AJ : Qu’est-ce qui reste à déterminer encore par rapport à l’accord conclu entre les pays du G7 et quelles sont les prochaines étapes ?

P. M. : Le grand problème sera la manière de déterminer la part imposable dans l’État de la facturation et la part imposable dans l’État de la consommation. Ce sera une assiette partagée entre le lieu de facturation et le lieu de consommation. C’est un problème technique et je suppose qu’il y aura une ventilation forfaitaire. Il y a un autre problème dont on ne parle pas concernant les régimes sociaux. Il n’y a aucun contrôle, aucune lutte contre l’évasion sociale.
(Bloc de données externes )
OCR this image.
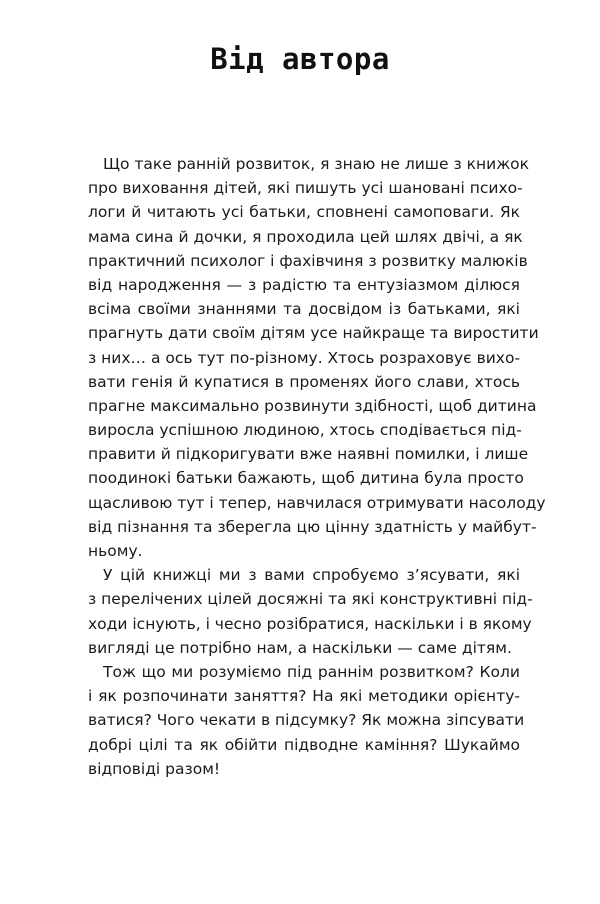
Від автора
Що таке ранній розвиток, я знаю не лише з книжок
про виховання дітей, які пишуть усі шановані психо-
логи й читають усі батьки, сповнені самоповаги. Як
мама сина й дочки, я проходила цей шлях двічі, а як
практичний психолог і фахівчиня з розвитку малюків
від народження — з радістю та ентузіазмом ділюся
всіма своїми знаннями та досвідом із батьками, які
прагнуть дати своїм дітям усе найкраще та виростити
з них… а ось тут по-різному. Хтось розраховує вихо-
вати генія й купатися в променях його слави, хтось
прагне максимально розвинути здібності, щоб дитина
виросла успішною людиною, хтось сподівається під-
правити й підкоригувати вже наявні помилки, і лише
поодинокі батьки бажають, щоб дитина була просто
щасливою тут і тепер, навчилася отримувати насолоду
від пізнання та зберегла цю цінну здатність у майбут-
ньому.
У цій книжці ми з вами спробуємо з’ясувати, які
з перелічених цілей досяжні та які конструктивні під-
ходи існують, і чесно розібратися, наскільки і в якому
вигляді це потрібно нам, а наскільки — саме дітям.
Тож що ми розуміємо під раннім розвитком? Коли
і як розпочинати заняття? На які методики орієнту-
ватися? Чого чекати в підсумку? Як можна зіпсувати
добрі цілі та як обійти підводне каміння? Шукаймо
відповіді разом!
Exemple avec des entreprises françaises qui utilisent des travailleurs immigrés, qui les payent dans leur pays car les charges sont moins chères. Le régime des cotisations sociales qui représentent 500 milliards d’euros n’est absolument pas contrôlé. Après, cet accord est déjà une avancée. Il y a un consensus entre les États pour lutter contre l’évasion fiscale internationale. La prochaine étape c’est la validation lors du G20 en juillet (du 7 au 11 juillet 2021) à Venise et ensuite par les membres de l’OCDE lors de son assemblée générale. Puis ce sera un accord multilatéral, qui devra être entériné par chaque État.

AJ : Quelle réaction peut-on attendre de la part de certains pays face à cet accord ?

P. M. : Avec cet accord, chaque État conserve son autonomie d’application et d’interprétation. Selon moi, la grande difficulté provient de l’Union européenne car pour modifier les règles de fiscalité, il faut l’unanimité des membres. Il y a des pays comme le Luxembourg, les Pays-Bas, l’Irlande qui ne sont pas d’accord. Mais il y a une forte probabilité pour qu’il y ait des mesures de rétorsion. Si un État refuse d’appliquer les futures règles de l’OCDE, il sera considéré comme un paradis ou un abri fiscal. Il sera donc mis hors-jeu de la communauté internationale.